Вскоре в Москве не осталось почти никого из друзей — только мы с Ирой и Лена. Меня почему-то упорно не вызывали в военкомат. Я был убежден, что это невнимание ко мне связано с моим арестом, что в военкомате не знают, как со мной поступить. Я даже сам отправился в военкомат, но мне сказали, что пока во мне нет нужды, а когда будет, — они меня сами вызовут. Я спросил их, должен ли я ехать на работу, куда меня направили по распределению, мне ответили: «Поезжайте.» Я остался при убеждении, что я для них — нежелательная персона.
Между тем в Москве начались бомбежки. Мы с Ирой не прятались ни в какие бомбоубежища, да их поблизости на Большой Алексеевской и не было. Зато мне пришлось по ночам дежурить на крыше двухэтажного деревянного флигеля в нашем дворе, где я должен был ловить зажигательные бомбы. Для этого нового ремесла меня вооружили чем-то вроде каминных щипцов, которыми я должен был хватать «зажигалку» и относить в бочку с водой, стоявшую на чердаке. Налеты на Москву не были очень значительными, как я понял позднее, когда побывал в Берлине и Дрездене и увидел «работу» союзной авиации; вероятно, Лондон и Ковентри немцы тоже бомбили гораздо сильнее, чем Москву. Целью этих налетов был скорее психологический эффект, чем экономический и материальный. Только опытный взгляд старожила мог заметить отдельные разрушения, причиненные фугасными бомбами в знакомых с детства местах (например, на Моховой напротив станции метро бомба пополам разрезала четырехэтажный дом, и до сих пор на месте одного дома стоят два узких здания, а между ними в просвете видна кремлевская стена).
Дежурства на крыше мне стали надоедать, тем более, что мне была очевидна их бессмысленность: если бы даже бомба оказалась рядом со мной (а упади она подальше от меня, я бы и не успел до нее добраться), то, вероятнее всего, я бы не сумел с нею справиться. Мы с Ирой стали время от времени уезжать в Салтыковку на дачу к ее родителям, чтобы отдохнуть от этой крыши. Однажды ночью я наблюдал из тещиного сада бомбежку и воздушное сражение над Москвой. Сражение, впрочем, было безрезультатным: только один раз прожектор настиг немецкий самолет, и тут же лучи других прожекторов присоединились к первому, зенитный огонь усилился, что-то с легким свистом пролетало по саду (видимо, осколки снарядов), а небольшой серебристый самолет нервно метался по небу, стараясь вырваться из перекрещивающихся на нем синеватых лучей; наконец он вырвался, и лучи прожекторов опять заметались по черному небу, но так и не нашли упущенную добычу. Подобные небесные ночные феерии мне пришлось за войну наблюдать сотни раз, но я так ни разу и не увидел, чтобы на моих глазах огнем зенитной артиллерии был сбит немецкий самолет. Десятки раз приходилось видеть мне и воздушные бои, но опять таки ни разу не видел я сбитого «немца».

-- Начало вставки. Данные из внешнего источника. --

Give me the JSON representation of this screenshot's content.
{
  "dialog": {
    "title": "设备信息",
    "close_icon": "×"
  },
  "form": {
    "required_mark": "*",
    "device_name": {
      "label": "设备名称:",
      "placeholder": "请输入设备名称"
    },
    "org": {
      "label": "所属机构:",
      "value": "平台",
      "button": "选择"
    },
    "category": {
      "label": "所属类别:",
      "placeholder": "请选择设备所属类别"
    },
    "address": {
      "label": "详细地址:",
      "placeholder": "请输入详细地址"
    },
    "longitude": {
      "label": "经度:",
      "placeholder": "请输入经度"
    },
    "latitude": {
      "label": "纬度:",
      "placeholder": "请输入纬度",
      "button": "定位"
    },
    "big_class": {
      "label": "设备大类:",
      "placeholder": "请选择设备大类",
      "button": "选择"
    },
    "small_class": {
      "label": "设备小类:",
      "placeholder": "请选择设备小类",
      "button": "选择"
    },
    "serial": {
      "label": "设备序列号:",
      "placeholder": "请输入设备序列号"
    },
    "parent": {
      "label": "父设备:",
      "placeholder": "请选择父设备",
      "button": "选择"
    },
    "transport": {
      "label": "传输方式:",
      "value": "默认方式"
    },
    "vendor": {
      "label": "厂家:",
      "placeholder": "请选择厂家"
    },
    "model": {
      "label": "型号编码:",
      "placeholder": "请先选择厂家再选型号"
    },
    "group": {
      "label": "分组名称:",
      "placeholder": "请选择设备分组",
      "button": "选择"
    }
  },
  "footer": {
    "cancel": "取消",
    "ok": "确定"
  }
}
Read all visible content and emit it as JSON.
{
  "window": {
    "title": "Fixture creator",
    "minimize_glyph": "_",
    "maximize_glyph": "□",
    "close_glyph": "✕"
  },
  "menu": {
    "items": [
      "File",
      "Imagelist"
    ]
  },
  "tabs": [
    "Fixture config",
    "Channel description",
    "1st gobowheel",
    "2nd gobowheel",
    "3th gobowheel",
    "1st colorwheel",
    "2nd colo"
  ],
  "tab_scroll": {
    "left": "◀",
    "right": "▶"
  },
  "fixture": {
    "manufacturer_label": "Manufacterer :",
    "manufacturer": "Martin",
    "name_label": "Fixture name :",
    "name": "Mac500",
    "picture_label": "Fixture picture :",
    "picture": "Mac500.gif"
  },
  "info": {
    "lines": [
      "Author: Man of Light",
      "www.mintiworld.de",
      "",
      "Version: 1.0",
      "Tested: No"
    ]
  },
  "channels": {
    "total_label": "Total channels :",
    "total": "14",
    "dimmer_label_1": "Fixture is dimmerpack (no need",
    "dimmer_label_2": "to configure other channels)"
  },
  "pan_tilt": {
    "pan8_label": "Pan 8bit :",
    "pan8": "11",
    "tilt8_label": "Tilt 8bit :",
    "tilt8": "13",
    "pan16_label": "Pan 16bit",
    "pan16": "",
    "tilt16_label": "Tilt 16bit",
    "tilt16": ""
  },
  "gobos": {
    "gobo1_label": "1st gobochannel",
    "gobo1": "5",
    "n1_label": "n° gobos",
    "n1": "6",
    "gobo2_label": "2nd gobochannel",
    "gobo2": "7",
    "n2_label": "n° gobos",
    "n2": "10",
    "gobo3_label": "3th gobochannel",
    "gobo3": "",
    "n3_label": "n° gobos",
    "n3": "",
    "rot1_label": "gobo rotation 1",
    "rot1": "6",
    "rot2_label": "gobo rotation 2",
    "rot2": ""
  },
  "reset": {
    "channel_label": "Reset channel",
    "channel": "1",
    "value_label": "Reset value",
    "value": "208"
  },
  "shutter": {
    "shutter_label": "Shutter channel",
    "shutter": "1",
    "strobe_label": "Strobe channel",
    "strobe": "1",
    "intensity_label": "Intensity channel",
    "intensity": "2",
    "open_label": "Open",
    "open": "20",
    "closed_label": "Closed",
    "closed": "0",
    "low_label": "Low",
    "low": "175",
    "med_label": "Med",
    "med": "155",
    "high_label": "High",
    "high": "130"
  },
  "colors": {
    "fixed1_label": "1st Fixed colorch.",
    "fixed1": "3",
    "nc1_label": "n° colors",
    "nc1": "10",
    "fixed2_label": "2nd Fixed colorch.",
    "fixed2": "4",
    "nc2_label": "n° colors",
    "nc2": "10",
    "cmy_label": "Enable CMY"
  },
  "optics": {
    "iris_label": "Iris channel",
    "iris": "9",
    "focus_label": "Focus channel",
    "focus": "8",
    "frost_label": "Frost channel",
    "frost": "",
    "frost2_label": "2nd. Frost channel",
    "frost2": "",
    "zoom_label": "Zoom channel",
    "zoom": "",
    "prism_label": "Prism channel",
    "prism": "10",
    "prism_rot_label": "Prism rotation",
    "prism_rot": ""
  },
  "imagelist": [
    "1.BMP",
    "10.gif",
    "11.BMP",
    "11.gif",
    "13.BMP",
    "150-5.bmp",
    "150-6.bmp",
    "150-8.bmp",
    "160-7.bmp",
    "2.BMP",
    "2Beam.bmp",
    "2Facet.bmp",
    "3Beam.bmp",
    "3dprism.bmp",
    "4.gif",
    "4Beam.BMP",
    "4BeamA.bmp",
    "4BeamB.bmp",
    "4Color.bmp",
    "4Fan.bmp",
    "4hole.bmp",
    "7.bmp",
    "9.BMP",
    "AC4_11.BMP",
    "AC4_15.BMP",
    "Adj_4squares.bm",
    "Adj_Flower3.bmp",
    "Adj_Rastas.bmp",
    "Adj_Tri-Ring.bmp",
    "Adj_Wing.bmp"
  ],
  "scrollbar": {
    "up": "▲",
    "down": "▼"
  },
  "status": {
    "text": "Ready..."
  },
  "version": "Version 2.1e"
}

Где-то в начале августа мы с Ирой решили уехать из Москвы к месту моей работы. Делать в Москве нам было нечего: Ирина аспирантура закрылась, я кончил Институт, и жить нам было не на что, если только не переходить снова на иждивение родителей, а это для меня было делом совершенно исключенным. Правда, до дня, когда я обязан был явиться на работу — если только это обязательство теперь имело какой-нибудь смысл, — оставалось еще около трех недель и в других условиях я бы не так торопился, но в Москве меня пугали бомбежки, а в Салтыковке — теща, и мы ускорили наш отъезд.
Из Москвы мы выехали свободно и легко, тем более, что никаких вещей, кроме двух чемоданов с одежкой, у нас не было, да в багаж мы сдали огромный ящик, в котором лежала примерно сотня книг.
Тяжелее всего мне было прощаться с папой. На этот раз мы оба знали, что мы расстаемся навсегда. Он уже был болен, хотя и держался на ногах и даже ходил на работу. По-видимому, это было всего-навсего воспаление предстательной железы, которое в другое время или у человека более высокого положения, вероятно, легко можно было излечить, но тогда его даже не положили в больницу, и месяца через два, когда я уже был в армии, папа умер в нашем подвале в Зачатьевском переулке на том самом сундуке около голландской печки, на котором он спал все двадцать лет нашей московской жизни.
Мы отправлялись на вокзал из квартиры Ириных родителей в Старомонетном переулке. Когда я вышел с чемоданом из подъезда, какая-то прохожая старушка остановила меня, обняла, трижды поцеловала и благословила. Мне стало как-то совестно: ведь я ехал не на фронт, а в отдаленную Тамбовскую губернию, спасаясь от московских бомбежек. Это было 12-го августа 1941 года.